Já ouvi falar disso, mas pensei que homens de barba rija não desciam ao ponto de se maquilharem para ganharem mais meia dúzia de adeptos.
Mas é verdade, Tio Ambrósio! Ao que parece, cada gesto é estudado e não são esquecidos os mais pequenos pormenores. Até a cor da gravata de cada um é motivo para estudo antes de cada aparição em público. Dizem os conselheiros de imagem que as gravatas coloridas despertam maior interesse nos possíveis eleitores. Está a ver, Tio Ambrósio? Estamos num tempo em que o pessoal, em vez de ir atrás das ideias e dos programas de governo que cada partido apresente, decide do seu voto pela cor da gravata do cabeça de lista. Qualquer dia vamos ver os candidatos a pintar o cabelo ou a usar lentes de contacto da cor da moda...
É natural que tudo isso exista já, Carlos! Um dia destes li, num jornal que me chegou às mãos, que um dos principais candidatos até mudou de óculos, porque os que usava lhe davam um ar muito pesado.

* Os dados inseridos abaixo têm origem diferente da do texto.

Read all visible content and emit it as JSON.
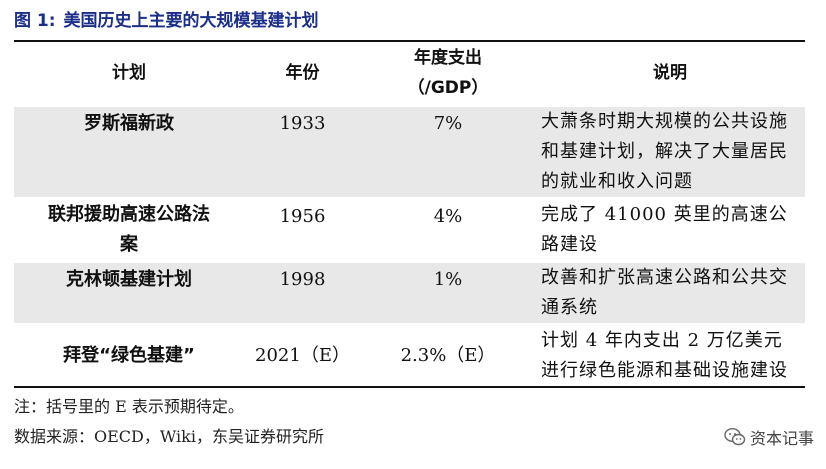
{
  "figure": {
    "label": "图 1:",
    "title": "美国历史上主要的大规模基建计划"
  },
  "table": {
    "headers": {
      "plan": "计划",
      "year": "年份",
      "expenditure_line1": "年度支出",
      "expenditure_line2": "（/GDP）",
      "description": "说明"
    },
    "rows": [
      {
        "plan": "罗斯福新政",
        "year": "1933",
        "expenditure": "7%",
        "description": "大萧条时期大规模的公共设施和基建计划，解决了大量居民的就业和收入问题"
      },
      {
        "plan": "联邦援助高速公路法案",
        "year": "1956",
        "expenditure": "4%",
        "description": "完成了 41000 英里的高速公路建设"
      },
      {
        "plan": "克林顿基建计划",
        "year": "1998",
        "expenditure": "1%",
        "description": "改善和扩张高速公路和公共交通系统"
      },
      {
        "plan": "拜登“绿色基建”",
        "year": "2021（E）",
        "expenditure": "2.3%（E）",
        "description": "计划 4 年内支出 2 万亿美元进行绿色能源和基础设施建设"
      }
    ]
  },
  "notes": {
    "note": "注：括号里的 E 表示预期待定。",
    "source": "数据来源：OECD，Wiki，东吴证券研究所"
  },
  "watermark": {
    "icon": "wechat-icon",
    "text": "资本记事"
  }
}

E engraçado que eu também estive com esse jornal nas mãos, sendo informado que muitos deles foram ao cabeleireiro, que é o nome que eles agora dão ao barbeiro, para mudarem de penteado, o que, a acreditar no articulista, tem muita influência no sentido de voto dos cidadãos.
Talvez um pouco mais das cidadãs, Carlos!

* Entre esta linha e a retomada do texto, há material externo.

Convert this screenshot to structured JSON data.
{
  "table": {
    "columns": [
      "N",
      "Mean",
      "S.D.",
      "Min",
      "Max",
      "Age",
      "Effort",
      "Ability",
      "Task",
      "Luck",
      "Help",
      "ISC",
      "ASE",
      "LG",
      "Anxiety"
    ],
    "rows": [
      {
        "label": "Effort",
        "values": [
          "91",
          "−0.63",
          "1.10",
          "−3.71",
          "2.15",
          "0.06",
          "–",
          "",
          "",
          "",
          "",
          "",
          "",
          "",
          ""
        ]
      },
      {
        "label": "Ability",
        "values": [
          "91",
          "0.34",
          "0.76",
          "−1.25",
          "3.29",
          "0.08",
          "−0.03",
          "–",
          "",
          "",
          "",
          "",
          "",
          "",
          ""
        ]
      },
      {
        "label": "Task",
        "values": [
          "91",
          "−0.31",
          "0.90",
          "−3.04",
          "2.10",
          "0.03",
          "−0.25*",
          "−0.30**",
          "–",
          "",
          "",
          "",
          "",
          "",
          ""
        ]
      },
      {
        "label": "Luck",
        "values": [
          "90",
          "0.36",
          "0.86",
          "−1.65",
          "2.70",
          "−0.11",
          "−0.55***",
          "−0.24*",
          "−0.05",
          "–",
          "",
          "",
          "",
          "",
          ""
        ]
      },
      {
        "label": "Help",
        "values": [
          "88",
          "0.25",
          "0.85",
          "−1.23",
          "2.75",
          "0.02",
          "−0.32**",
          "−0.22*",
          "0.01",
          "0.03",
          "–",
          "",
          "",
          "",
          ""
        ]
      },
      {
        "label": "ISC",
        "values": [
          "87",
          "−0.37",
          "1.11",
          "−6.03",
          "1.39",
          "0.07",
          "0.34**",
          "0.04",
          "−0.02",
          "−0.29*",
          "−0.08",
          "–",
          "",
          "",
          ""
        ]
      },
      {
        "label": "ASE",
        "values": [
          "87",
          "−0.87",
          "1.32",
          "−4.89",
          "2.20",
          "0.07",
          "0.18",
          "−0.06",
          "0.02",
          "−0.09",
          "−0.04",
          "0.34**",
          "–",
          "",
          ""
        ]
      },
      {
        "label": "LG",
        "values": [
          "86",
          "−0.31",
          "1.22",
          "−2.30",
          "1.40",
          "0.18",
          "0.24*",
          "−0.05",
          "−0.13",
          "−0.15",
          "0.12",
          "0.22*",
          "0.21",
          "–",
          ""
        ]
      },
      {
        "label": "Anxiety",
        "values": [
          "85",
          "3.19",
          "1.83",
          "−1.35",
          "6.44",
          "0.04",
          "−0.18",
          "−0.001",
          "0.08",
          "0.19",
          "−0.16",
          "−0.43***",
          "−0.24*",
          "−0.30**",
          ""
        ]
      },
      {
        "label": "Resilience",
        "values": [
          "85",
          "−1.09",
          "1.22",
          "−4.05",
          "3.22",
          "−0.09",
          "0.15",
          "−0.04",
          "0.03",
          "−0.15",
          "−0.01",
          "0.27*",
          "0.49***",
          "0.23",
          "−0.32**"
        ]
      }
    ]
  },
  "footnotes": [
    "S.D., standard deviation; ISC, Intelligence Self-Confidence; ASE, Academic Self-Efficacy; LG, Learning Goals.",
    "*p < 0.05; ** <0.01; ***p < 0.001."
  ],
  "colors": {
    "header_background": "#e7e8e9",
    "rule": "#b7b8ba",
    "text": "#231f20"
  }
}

Que são a maioria, Tio Ambrósio! Por isso é natural que os candidatos a primeiro-ministro ou a outros cargos de importância visível no aparelho do Estado se preocupem com a sua imagem junto das mulheres de norte a sul do país.
E as ideias, Carlos?
Uma ou outra pelo meio também não fica mal a ninguém que se preze. Mas está visto que o país se governa com gravatas, com óculos e com penteados e com decisões acertadas. Como os tempos estão mudados!
Sem dúvida, Carlos! O que nos vale é que o espectáculo dura apenas o tempo de campanha. Depois há que botar mãos à obra, e eu espero bem que, seja quem for o vencedor desta batalha eleitoral, o país rregresse ao trabalho, que só do trabalho é que vir o progresso.
O Tio Ambrósio disse "do trabalho".
Pois claro, Carlos! Eu sei que andam por aí montes de parasitas em volta dos políticos à espera de uma recompensa, de um lugar ao sol, onde se ganhe bem e, de preferência, se não faça nada.
Mais do que até agora? Não é possível, Tio Ambrósio!
Não penses que as coisas mudam com facilidade, Carlos! Mas ninguém tem dúvidas sobre a necessidade que existe de moralizar urgentemente a administração pública, a máquina do Estado. Se houvesse dedicação e amor ao trabalho, eu estou convencido que pouco mais de metade dos que se sentam à mesa do orçamento eram suficientes para administrar os nossos poucos recursos.